Americans’ Savings Rate:
Americans’ savings rate has been in a down trend since the worst days of Covid and continue to fall, according to the latest data by the Bureau of Economic Analysis. The savings rate is defined as personal income minus personal outlays and taxes, or in other words, the income left over after people spend money and pay taxes and is a good indication of Americans’ financial health and predictor of consumer behavior and economic growth. The savings rate in April was 4.4%, the lowest level since 2008 when America was in the depths of the Financial Crisis. For comparison, the savings rate averaged 7.1% from the end of the Financial Crisis to the beginning of the Covid pandemic (2009-2020).
Please be aware that starting after Memorial Day and running until Labor Day, Wentz Financial Group will begin its summer hours. Our hours on Monday will be 8:30 to 4:00 and Tuesday through Friday will be 9:00 to 4:00. As always, if you need to speak or meet outside of those hours, please reach out and we will be happy to set up an appointment.
The Week Ahead
It will be a holiday shortened week with the markets closed Monday for Memorial Day before a wave of economic data reports are released this week. On Tuesday the Case Shiller Home Price Index is released (home prices are expected to have ticked upward in March, accelerating from a record high pace in February), followed by a report on consumer confidence. On Wednesday there will be several manufacturing indexes, along with an update on construction spending for April and the job openings and labor turnover survey. Job openings are expected to remain near all-time highs. Jobless claims, a the revisions to first quarter worker productivity and costs, along with a count on May vehicle sales are all released on Thursday.

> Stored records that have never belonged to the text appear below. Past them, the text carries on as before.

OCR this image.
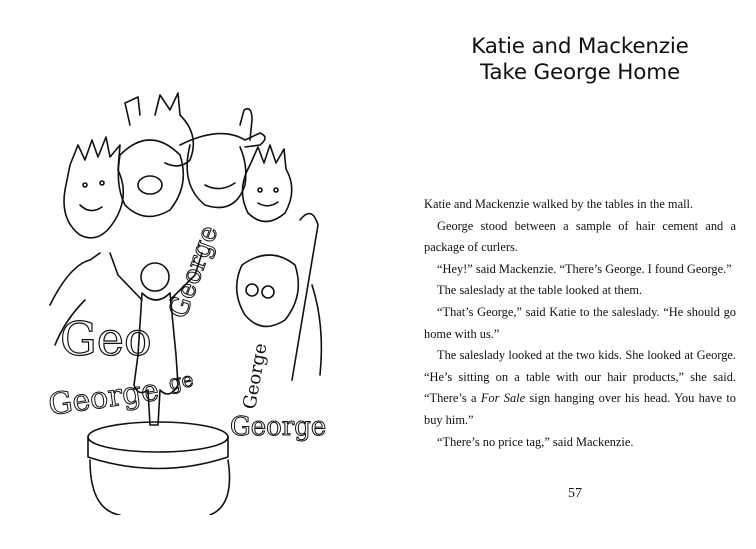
Geo
George
George
George
George
ge
Katie and Mackenzie
Take George Home

Katie and Mackenzie walked by the tables in the mall.

George stood between a sample of hair cement and a package of curlers.

“Hey!” said Mackenzie. “There’s George. I found George.”

The saleslady at the table looked at them.

“That’s George,” said Katie to the saleslady. “He should go home with us.”

The saleslady looked at the two kids. She looked at George. “He’s sitting on a table with our hair products,” she said. “There’s a For Sale sign hanging over his head. You have to buy him.”

“There’s no price tag,” said Mackenzie.

57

Finally, wrapping the week up is the most notable – the May employment report where consensus currently sees about 325,000 jobs gains in the month. In addition, the beige book, an overview of economic conditions out of each Federal Reserve district, will come out mid-week. OPEC will meet this week, but no changes to increase production are expected as the group is still struggling to meet current production quotas. Earnings season is nearly over, but reports continue to roll in with notable companies including HP, Salesforce on Tuesday, GameStop, MongoDB, and Chewy on Wednesday, and Broadcom, Lululemon, and Okta on Thursday. Elsewhere on the corporate side, there will be a large amount of investor conferences along with annual meetings (notable meetings from Airbnb, Alphabet, and Walmart). There will be a number of Fed members speaking throughout the week as well.